Zufolge dieser Einzelfallbezogenheit entzieht sich daher auch diese Frage genereller Aussagen und stellt wie alle anderen in der vorliegenden Causa zu beantwortenden Rechtsfragen keine iSd § 502 Abs 1 ZPO erhebliche dar, es sei denn, dem Berufungsgericht wäre eine gravierende Fehlbeurteilung unterlaufen, die aus Gründen der Rechtssicherheit bzw der Einzelfallgerechtigkeit vom Obersten Gerichtshof korrigiert werden müsste (RIS-Justiz RS0021095; RS0042405, jeweils mit zahlreichen Entscheidungsnachweisen).

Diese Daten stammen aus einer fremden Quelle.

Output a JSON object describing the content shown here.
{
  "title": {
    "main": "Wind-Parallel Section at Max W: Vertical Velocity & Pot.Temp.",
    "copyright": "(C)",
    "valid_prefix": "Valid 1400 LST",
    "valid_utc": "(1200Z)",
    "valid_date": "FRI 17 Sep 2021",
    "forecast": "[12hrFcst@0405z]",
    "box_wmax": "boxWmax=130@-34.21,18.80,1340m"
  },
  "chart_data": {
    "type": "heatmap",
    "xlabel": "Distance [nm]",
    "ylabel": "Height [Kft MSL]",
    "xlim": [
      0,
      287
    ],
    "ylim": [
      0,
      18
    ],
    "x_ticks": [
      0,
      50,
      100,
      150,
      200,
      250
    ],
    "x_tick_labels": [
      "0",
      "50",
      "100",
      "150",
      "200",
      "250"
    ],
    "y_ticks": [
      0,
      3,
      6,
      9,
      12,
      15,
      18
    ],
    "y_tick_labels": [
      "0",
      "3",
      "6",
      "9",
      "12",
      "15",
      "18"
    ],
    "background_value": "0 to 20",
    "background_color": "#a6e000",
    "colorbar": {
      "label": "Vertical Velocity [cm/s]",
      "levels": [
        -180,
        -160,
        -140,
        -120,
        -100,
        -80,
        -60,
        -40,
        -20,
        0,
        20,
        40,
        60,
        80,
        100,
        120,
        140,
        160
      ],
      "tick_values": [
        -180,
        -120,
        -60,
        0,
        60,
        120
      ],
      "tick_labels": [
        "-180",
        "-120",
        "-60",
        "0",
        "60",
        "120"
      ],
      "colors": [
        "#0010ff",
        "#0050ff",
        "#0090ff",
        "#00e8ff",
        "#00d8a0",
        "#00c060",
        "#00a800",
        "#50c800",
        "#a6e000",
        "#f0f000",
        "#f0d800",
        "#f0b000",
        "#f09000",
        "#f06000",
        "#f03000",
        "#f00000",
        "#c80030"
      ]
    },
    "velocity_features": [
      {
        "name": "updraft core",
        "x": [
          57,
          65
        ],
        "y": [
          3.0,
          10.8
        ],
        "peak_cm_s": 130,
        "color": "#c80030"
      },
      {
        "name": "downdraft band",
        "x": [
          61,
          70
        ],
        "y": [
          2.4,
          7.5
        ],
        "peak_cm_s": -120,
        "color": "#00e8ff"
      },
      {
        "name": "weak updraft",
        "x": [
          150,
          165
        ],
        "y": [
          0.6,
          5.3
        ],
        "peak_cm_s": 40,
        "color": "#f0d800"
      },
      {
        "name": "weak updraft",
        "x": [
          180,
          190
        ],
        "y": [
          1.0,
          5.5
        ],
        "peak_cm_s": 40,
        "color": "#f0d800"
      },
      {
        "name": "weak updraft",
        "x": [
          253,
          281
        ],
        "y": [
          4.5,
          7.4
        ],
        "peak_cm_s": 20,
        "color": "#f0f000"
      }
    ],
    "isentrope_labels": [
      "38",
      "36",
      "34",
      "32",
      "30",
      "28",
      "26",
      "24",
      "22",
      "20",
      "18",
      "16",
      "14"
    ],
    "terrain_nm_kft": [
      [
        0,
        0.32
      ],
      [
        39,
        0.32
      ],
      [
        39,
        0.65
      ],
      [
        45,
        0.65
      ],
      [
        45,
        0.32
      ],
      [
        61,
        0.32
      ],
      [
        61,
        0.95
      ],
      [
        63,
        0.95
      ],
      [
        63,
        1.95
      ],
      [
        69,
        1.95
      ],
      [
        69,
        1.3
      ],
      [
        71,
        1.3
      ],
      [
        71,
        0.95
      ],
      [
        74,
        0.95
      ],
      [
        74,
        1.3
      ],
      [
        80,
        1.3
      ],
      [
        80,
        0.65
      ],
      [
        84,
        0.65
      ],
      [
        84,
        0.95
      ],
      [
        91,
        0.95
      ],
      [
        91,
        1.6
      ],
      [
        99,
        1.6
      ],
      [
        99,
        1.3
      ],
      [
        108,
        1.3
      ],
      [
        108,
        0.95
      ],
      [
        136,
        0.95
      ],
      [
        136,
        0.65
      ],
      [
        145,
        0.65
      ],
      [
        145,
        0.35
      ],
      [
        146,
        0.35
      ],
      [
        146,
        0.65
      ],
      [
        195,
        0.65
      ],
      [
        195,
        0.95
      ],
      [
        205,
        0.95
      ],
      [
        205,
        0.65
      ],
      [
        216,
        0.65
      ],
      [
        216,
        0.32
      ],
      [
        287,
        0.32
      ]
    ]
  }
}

Dies trifft aber entgegen der Ansicht des Revisionswerbers hier keineswegs zu: Die angefochtene Entscheidung des Berufungsgerichts steht mit den vom Obersten Gerichtshof entwickelten, referierten Grundsätzen im Einklang. Die dem Kläger durch den Beklagten hinsichtlich des Zahnes 37 am 28. 12. 1999 gegebene Information kann keineswegs als unzureichend angesehen werden, zumal der Kläger über die therapeutischen Möglichkeiten informiert und auch das Für und Wider mit ihm abgewogen wurde, wobei insbesondere der unsichere Erfolg einer konservativen Behandlung für die dann vom Kläger gewählte Extraktion des Zahnes sprach. Hinsichtlich des Zahnes 38 lag das Spezifikum vor, dass sich erst nach Extraktion des Zahnes 37 die Notwendigkeit bzw Gebotenheit, auch hier eine Extraktion vorzunehmen, ergab und auch hier eine konservative Behandlung, abgesehen vom fraglichen Erfolg, wegen der Schrägstellung dieses Zahns weniger empfehlenswert war. Die Annahme eines Aufklärungsdefizits hinsichtlich des Zahnes 38 würde daher ebenfalls eine Überspannung der Aufklärungspflicht bedeuten. Da der vom Beklagten damals dem Kläger gegenüber betonte Vorteil einer Vermeidung des Risikos einer weiteren Leitungsanästhesie jenen der Einräumung einer längeren Überlegungsfrist sicherlich überwiegt, muss auch der betreffende Einwand der Revision ins Leere gehen. Nach der festgestellten Lage der Dinge (es ist insbesondere ins Kalkül zu ziehen, dass der Kläger ja nur durch Tabletten schmerzfrei gestellt und eine Behandlung der betreffenden Zähne daher dringlich war) kann in der Verneinung einer Verletzung der ärztlichen Aufklärungspflicht durch den Beklagten keine Verkennung der Rechtslage durch das Berufungsgericht erblickt werden.

Der Umstand, dass oberstgerichtliche Entscheidungen zwar auch schon die Aufklärungspflicht von Zahnärzten, aber keinen ganz vergleichbaren Fall (insbesondere die Frage der Rechtzeitigkeit der Aufklärung bei sog. Schmerzpatienten) betrafen, vermag die Zulässigkeit der Revision nicht zu begründen. Kommt es bei der ärztlichen Aufklärungspflicht doch, wie eben erläutert, auf die Kasuistik des Einzelfalls an, weshalb sich allgemein gültige Aussagen hinsichtlich bestimmter Leiden und medizinischer Fachgebiete kaum treffen lassen. Eine generelle Stellungnahme zu jedem Krankheitsbild und jeder medizinischen Diagnose ist dem Obersten Gerichtshof in diesem Zusammenhang naturgemäß nicht möglich (vgl 7 Ob 233/02v ua).

Die Revision des Klägers war daher mangels der Voraussetzungen des § 502 Abs 1 ZPO zurückzuweisen, wobei sich der Oberste Gerichtshof gemäß § 510 Abs 3 ZPO auf eine zur Ausführung der Zurückweisungsgründe notwendige Darstellung beschränken konnte.

Die Kostenentscheidung beruht auf §§ 41, 50 Abs 1 ZPO. Der Beklagte hat in seiner Revisionsbeantwortung auf die Unzulässigkeit des Rechtsmittels des Klägers ausdrücklich hingewiesen.